GUGUBYGUGU, a South African fashion brand based in Gqeberha, is unapologetic, bold, genderless, and experimental. “Fashion to me means a host of things – it’s about identity, it’s feeling, it’s an expression, and yet at the same time it’s just clothing to fulfil a basic need,” says founder Gugu Peteni.

After she studied fashion and textile design at Nelson Mandela University, Gugu worked as the in-house designer and retail manager for Mohair SA for three years. She launched GUGUBYGUGU in 2019.

The English translation for “GUGU” is “to be proud of”, and Gugu is working towards a legacy brand that thrives on a global stage. We asked Gugu a few questions to learn more about her fashion journey.

Gugu Peteni, founder of GUGUBYGUGU

What is the earliest memory you have about fashion?

My earliest memory of fashion dates back to when I was a little girl and I used to cut up my mom’s curtains to make my dolls’ clothes. But, my curiosity peaked in my early teens when I started developing my personal style and having fun with my wardrobe. People started identifying me as the “fashion-ny/artsy” one. As a twin – and being called “the twins” or “Peteni sisters” – I know the role of clothing in forming identity and personal expression.

How did growing up in the 90s in South Africa influence your design style?

Growing up in the 90s in South Africa had a significant influence on my design style, not only in silhouette but also in energy. 90s fashion is effortless and there are no rules or genders. It’s an expression and I love that. That’s the energy I want to carry in my brand.


What does it mean to redefine the African narrative within global fashion?

It’s about innovation. It’s creating fashion that does not fit the “narrative” that  African designers create garments in a certain “African” style. It’s showcasing African design as innovative and global, not themed or alienated.

You often design from your own experiences – could you give an example?

I usually draw my inspiration from what is happening around me. A good example of this is my first collection for Design Indaba in 2018 titled  “Golden state of mind”. This collection was inspired by affirming Black beauty within fashion and beauty when I felt under-represented in the media that I loved and consumed every day.

What does fashion mean to you?

Fashion to me means a host of things – it’s about identity, it’s feeling, it’s an expression, and yet at the same time, clothing fulfils a basic need. We make a choice every single day that is so complex, yet so simple. I find beauty in its dual complexity and simplicity.


When did you become aware of sustainable fashion?

I learnt about the harmful causes of production and manufacturing at university, but I understood it better when I started manufacturing for my brand, and I realised that I had a responsibility. Working with mohair also had a big impact on my choices, because the industry is sustainable. It made me want to do better. But, I also credit my mother who raised us to be eco-conscious about food, water and recycling.  I became vegan at age 15 for the planet, so I have always been “green” or a bit “hippie” to others.

Tell us a bit about your SA Fashion Week AW23 collection.

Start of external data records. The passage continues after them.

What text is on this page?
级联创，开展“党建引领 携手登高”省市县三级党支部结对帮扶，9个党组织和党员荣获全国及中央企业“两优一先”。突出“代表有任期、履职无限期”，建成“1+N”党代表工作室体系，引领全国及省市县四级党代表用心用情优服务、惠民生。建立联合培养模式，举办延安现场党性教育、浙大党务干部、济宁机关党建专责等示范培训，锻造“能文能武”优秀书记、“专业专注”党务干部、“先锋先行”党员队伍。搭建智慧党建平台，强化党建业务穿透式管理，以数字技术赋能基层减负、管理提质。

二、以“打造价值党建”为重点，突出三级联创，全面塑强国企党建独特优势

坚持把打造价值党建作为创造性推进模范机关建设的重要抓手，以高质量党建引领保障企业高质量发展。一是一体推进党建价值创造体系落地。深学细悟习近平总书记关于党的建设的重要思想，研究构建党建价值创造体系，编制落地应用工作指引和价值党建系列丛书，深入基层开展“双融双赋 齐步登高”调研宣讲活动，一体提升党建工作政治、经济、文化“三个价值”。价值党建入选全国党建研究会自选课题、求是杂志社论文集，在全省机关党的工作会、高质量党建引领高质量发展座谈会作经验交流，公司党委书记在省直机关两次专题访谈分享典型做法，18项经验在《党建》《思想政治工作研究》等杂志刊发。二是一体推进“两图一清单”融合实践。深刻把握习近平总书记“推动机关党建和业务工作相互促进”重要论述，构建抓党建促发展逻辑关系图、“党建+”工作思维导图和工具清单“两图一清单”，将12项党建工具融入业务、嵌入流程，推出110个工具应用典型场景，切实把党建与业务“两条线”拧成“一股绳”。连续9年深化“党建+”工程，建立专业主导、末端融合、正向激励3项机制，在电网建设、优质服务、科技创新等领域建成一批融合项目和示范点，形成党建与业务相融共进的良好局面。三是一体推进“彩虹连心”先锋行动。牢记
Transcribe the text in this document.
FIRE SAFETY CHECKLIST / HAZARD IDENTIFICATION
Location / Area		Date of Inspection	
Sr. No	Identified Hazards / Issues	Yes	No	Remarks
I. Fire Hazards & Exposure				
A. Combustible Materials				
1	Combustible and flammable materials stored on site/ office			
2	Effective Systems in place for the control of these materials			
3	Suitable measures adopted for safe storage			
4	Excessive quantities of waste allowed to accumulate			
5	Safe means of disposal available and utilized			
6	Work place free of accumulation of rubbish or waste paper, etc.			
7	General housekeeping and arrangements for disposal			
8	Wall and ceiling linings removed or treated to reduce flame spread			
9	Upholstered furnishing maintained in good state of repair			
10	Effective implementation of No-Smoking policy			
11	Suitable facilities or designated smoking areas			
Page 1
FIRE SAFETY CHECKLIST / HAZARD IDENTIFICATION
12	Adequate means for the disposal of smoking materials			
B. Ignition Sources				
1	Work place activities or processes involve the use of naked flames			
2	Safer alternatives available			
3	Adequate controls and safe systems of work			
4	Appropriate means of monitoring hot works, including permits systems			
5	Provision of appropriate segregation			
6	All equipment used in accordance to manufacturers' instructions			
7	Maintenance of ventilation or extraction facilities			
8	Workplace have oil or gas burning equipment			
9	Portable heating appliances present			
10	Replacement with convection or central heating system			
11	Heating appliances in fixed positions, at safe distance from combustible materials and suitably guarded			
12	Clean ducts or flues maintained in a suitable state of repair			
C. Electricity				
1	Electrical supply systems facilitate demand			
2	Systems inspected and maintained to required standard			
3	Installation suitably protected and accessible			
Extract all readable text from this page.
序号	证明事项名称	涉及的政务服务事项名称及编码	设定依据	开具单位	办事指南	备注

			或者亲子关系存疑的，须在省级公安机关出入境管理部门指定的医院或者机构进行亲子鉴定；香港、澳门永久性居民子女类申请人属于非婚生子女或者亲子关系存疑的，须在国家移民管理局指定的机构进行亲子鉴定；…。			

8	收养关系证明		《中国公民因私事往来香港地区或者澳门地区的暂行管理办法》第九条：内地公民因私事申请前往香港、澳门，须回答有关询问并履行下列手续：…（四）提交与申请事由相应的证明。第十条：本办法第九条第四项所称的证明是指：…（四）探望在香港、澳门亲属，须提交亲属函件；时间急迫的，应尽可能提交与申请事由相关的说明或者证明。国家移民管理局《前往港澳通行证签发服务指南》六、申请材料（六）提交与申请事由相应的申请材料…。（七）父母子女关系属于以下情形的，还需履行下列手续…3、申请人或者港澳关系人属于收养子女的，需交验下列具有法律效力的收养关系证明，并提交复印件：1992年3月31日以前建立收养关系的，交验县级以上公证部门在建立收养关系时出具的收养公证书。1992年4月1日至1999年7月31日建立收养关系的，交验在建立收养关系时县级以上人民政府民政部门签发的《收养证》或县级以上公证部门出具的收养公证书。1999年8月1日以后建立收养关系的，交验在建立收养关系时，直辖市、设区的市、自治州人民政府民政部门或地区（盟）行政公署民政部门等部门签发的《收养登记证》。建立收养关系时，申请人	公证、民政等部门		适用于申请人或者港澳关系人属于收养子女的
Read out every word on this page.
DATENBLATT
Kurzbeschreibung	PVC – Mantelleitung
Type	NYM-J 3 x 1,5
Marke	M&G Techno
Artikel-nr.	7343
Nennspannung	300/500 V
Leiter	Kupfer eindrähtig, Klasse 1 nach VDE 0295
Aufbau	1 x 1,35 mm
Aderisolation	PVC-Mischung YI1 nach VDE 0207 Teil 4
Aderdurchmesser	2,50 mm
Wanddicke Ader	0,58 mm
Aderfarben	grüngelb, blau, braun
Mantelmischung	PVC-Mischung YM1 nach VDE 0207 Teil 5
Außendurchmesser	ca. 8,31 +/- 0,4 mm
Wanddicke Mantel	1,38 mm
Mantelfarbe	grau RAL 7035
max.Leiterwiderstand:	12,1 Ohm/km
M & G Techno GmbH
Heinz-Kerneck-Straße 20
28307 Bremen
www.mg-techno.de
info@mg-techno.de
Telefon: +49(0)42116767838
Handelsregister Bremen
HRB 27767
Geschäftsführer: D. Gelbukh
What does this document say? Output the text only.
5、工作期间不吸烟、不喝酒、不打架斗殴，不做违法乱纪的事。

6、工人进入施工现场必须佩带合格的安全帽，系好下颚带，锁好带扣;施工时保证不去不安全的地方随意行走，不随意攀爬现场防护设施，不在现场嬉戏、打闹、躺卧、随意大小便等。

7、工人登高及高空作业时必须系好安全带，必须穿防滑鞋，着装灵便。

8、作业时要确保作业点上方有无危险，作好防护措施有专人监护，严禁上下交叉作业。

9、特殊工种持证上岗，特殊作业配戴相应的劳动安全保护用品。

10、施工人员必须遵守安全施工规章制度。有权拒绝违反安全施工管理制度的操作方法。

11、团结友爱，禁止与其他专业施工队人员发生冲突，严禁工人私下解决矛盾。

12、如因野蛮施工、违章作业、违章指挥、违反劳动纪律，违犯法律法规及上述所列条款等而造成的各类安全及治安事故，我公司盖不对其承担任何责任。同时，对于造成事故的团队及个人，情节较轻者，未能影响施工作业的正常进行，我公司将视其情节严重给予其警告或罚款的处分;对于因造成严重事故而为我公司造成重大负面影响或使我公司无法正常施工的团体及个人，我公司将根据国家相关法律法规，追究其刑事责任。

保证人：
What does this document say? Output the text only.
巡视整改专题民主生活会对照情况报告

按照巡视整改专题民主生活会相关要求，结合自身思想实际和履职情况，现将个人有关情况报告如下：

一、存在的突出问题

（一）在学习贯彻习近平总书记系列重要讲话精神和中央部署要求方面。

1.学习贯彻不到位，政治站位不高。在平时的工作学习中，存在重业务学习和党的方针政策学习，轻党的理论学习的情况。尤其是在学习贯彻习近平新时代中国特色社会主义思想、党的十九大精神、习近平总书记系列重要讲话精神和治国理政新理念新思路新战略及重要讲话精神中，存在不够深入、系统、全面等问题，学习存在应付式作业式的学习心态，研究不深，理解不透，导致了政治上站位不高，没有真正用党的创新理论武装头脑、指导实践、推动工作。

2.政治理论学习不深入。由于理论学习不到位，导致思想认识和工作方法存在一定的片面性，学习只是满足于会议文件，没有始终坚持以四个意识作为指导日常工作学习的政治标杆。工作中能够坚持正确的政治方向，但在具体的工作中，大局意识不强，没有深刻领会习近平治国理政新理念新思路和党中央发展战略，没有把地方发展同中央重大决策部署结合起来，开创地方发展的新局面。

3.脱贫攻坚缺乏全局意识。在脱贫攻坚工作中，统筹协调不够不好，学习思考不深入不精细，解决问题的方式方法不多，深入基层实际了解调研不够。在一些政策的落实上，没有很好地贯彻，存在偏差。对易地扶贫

Sketchy was inspired by the fashion week brief which was to create a streetwear collection made from renewable fabrics and inspired by a sport. I chose skateboarding for my sport, because it speaks directly to street culture and my style. And I chose mohair for my sustainable fabric to knit, and unbleached calico as my base material. The collection is a little bit of everything – a mix of sustainability, street, and fashion.


Why do you love working with mohair?

I was introduced to mohair in my 3rd year of university. I had no idea what it was, nor was I aware that I was living in the mohair capital of the world. I loved the versatility of the fibre, because you can create almost anything with it. I love the sustainable aspect of it as well. And, I love that it’s home-grown. I’m a little obsessed with my city so to know that we produce this luxury fibre is amazing. I want to continue working with it and also make sure that more local designers know about it.


Your GUGUBYGUGU designs are gender-neutral. Was this an intentional decision?

Growing up, when I went shopping, I always found myself in the men’s section because I always thought men’s clothing was designed better, more comfortable and more accommodating. So, I always knew, that I wanted my brand to be gender-neutral. I never really understood the need to answer the “is this menswear or womenswear” question – if you like it then it’s for you.


If you could give a piece of advice to your younger self, what would it be?

I would have so much to say. But most importantly: life is crazy, beautiful and unpredictable, so soak up every moment and celebrate every win.

What is your favourite item in your wardrobe? And why?

If I had to choose one, it would be a blue sweater I made five years ago. It’s one of the first pieces I made after university that is branded. It’s wonky and not well made at all – I had no clue what I was doing at the time – but it’s so comfortable and it’s the first thing I put on when I come back from a long day. It reminds me of how beautiful and crazy this journey has been, how I started, and how we are growing.